Sounds like a lot of working picking the BEST Jalapanos from the field and all that careful drying time and care.... just for the Gringos..... ;-}

Jeff Alworth said...

But Mary Sue, I am a gringo. I think the chili experiments are over. I'll try something else for my smokifying in the future.

Red Fir said...

Hey Jeff.. hope you get well soon. Just take it easy.

Glad to have found your site. I look forward to diving into the archives.

Ben said...

Post title is full of win.

Anonymous said...

I'm just nearing the end of The World Cold Ever™ (10 days and counting); my cough has been at its worst for the past 4-5 days (though was probably worse a couple days ago), and the dextromethorphan hydrobromide has done virtually nothing. I just decided to pop a square of Ghirardelli's 86% Cacao "Midnight Reverie™" that I had laying around… not much improvement either - the scratchiness in the back of the throat continues unabated. Still, I got some chocolate out of the deal, so that's a plus…

…or at least it would be were it not for The Worst Symptom of The Worst Cold Ever™… I've completely lost my olfactory senses. I can't smell anything, and of course I can barely taste - which for someone who lives on the consumption of all things tasty is nearly a self-inflicted death sentence.

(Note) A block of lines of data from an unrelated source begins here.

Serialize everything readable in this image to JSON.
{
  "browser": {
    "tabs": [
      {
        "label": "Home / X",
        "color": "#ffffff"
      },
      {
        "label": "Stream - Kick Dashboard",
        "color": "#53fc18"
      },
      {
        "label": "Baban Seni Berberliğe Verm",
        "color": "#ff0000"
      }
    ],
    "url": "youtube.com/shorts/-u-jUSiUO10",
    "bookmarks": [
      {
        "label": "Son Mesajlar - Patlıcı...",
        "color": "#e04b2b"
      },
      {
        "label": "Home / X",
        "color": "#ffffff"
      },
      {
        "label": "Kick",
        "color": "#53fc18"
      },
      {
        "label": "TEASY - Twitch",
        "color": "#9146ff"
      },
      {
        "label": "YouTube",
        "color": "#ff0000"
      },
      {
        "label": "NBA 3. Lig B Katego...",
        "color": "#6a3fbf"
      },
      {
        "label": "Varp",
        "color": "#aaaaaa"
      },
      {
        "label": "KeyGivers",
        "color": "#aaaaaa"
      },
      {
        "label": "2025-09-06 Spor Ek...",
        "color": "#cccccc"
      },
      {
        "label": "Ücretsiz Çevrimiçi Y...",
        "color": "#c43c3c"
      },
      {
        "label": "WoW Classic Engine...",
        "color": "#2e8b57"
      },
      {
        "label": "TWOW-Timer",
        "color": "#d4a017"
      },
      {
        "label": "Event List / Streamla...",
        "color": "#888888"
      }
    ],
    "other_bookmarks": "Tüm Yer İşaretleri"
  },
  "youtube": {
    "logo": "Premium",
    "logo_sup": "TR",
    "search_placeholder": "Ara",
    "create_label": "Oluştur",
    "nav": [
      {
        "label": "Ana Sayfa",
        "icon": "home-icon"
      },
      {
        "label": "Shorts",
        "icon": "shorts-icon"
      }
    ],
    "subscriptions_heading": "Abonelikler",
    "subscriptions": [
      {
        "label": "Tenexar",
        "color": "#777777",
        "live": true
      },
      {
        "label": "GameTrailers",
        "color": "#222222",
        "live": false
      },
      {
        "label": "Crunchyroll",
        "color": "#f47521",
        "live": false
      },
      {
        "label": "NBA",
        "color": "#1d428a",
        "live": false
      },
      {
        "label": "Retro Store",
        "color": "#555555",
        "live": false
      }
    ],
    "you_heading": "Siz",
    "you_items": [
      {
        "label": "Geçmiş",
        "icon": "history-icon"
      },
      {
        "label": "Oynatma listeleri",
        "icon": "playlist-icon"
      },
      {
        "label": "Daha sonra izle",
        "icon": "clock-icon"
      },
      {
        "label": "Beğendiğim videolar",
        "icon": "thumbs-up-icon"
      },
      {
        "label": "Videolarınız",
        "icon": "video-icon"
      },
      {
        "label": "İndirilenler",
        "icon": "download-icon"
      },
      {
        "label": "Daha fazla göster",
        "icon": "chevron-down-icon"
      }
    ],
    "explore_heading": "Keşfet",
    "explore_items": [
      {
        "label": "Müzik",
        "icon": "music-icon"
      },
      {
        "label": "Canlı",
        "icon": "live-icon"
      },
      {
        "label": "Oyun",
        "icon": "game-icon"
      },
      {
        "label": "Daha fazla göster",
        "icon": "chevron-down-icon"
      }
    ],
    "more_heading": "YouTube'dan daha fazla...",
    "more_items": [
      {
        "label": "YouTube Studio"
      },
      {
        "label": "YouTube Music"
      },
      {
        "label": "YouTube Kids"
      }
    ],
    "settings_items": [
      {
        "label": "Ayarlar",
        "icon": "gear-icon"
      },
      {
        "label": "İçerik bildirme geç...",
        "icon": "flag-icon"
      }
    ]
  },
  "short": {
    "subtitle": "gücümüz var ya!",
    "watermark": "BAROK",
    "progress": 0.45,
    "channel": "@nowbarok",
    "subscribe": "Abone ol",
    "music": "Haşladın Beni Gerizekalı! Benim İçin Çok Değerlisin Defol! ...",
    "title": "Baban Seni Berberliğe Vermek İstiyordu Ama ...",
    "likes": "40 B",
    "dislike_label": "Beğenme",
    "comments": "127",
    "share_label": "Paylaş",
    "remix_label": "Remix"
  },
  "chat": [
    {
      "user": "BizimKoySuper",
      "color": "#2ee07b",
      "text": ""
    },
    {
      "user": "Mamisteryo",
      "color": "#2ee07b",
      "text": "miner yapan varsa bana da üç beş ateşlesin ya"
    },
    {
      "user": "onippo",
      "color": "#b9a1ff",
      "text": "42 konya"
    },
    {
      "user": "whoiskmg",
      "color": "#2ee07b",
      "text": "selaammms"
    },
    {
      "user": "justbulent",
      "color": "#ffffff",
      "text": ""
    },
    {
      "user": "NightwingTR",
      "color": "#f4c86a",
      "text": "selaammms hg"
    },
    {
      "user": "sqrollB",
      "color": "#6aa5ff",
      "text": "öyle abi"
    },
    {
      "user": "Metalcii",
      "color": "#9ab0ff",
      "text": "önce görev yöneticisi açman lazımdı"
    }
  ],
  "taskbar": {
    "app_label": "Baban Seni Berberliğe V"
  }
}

It took me a couple days to realize why I could barely eat anything when my appetite seemed barely affected by this virus… it was when I realized I couldn't taste garlic that I knew something was wrong and that my life was likely over should this prove permanent.

However, this has provided me the opportunity to test my impaired beer tasting abilities… on a recent trip to the County Cork, I sampled the following:

Russian River's Pliny the Younger - can still make out the bitter from the hops, is still too much for me, and really can't distinguish between this and the Elder.
Russian River's Consecration - reminiscent of a cross between Deschutes' Dissident and Hair of the Dog's Rose Cassis; I don't know what subtleties I was missing out on here, but I absolutely loved what I could taste… given the familiar underpinnings I derived, that should be a foregone conclusion.
Murphy's Irish Stout - is there something in this glass?
Russian River's Damnation - a (new) old favorite of mine; sadly I could not very well distinguish its yeasty qualities and was left with a fairly bland liquid. Perhaps this shouldn't have followed Consecration.

Also, the Scotch Egg was still fairly tasty, and the buffalo hot wings were very vinegary… I've never liked sour hot sauce, and under these conditions, I like it even less.